“In my next life I want to be a boy”

How research for our new multi-media youth project in India is especially resonant on the International Day of the Girl Child.

Ragini Pasricha

Ragini Pasricha

BBC Media Action, India
Published: 10 October 2016
The lead actors in new drama AdhaFULL
The lead actors in new drama AdhaFULL

“In my next life I want to be a boy because they can do anything they like”, said the 15-year-old girl.

Then, looking at me, she added: “I too want to own a mobile phone, have short hair and wear jeans. Tell me how I can become like you.”

It was a poignant cry for voice and a self-determined identity which opened my eyes to a world full of opportunities for boys, where elder brothers are the disciplinarians of sisters and a girl owning a mobile phone is something to be ashamed of.

I met this teenager, and many others like her, while carrying out research for our new78-episode television show, AdhaFULL (Half Full in Hinglish) and radio show Full on Nikki – a UNICEF-funded multimedia project using drama and discussion to help people break the silence surrounding sensitive issues affecting young people, challenge traditions that perpetuate gender stereotypes and boost the ability of teenagers to take action to improve their lives.

After mining all the existing academic research and policy documents about our key audiences - girls and boys aged 10-19 and their parents – we had the key themes for our programme: child marriage, education, nutrition, gender roles, peer pressure and bullying, body image, violence and abuse.

Connecting with teenagers

But to really understand how we could make storylines resonate with audiences and be truly transformative we wanted to connect with teenagers and their parents to hear, in their own words, about their lives, dreams and the barriers they face.

So the team got into a bus that trundled off to a school in the town of Siwalkhas, a semi-urban settlement three hours away from Delhi.

It was immediately clear that a difference between girls and boys was ingrained early. Although the school was co-educational, the boys’ classrooms were on the left and the girls’ on the right with the teachers seated in the sun at a desk in the middle to ensure that no one crossed the gender divide. The head teacher met us, wooden ruler in hand, saying it was his duty to ensure that “no accidents occur”. By “accidents” he meant romantic liaisons between students that would bring the school into disrepute in the eyes of parents and potentially force its closure.

We came back and wove the experience into our show.
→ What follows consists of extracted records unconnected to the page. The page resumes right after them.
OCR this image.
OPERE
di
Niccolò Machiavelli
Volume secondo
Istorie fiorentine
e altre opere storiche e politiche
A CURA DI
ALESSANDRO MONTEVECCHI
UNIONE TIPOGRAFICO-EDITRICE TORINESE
Revealing the invisible force-field that surrounds many Indian women and girls, pushing them to live up to the expectations of others - be it family or society - is a major goal of the programme. I hope that it will encourage people to question a culture of quiet compromise that can lead to an acceptance of discrimination.

“We want our daughters to be brave”

We tested the pilot episodes with mothers, fathers, boys and girls. They all sat riveted, cracking up at the jokes, but it was the comments from the mothers in the audience that were the most striking. “Yes, the town in the show is like our town”. “Yes. Girls get married at 15 in our community”. “We want our daughters to be brave like the show’s heroine”, they said.

The programme launches later this month and I’m optimistic it will mark the beginning of a journey of change.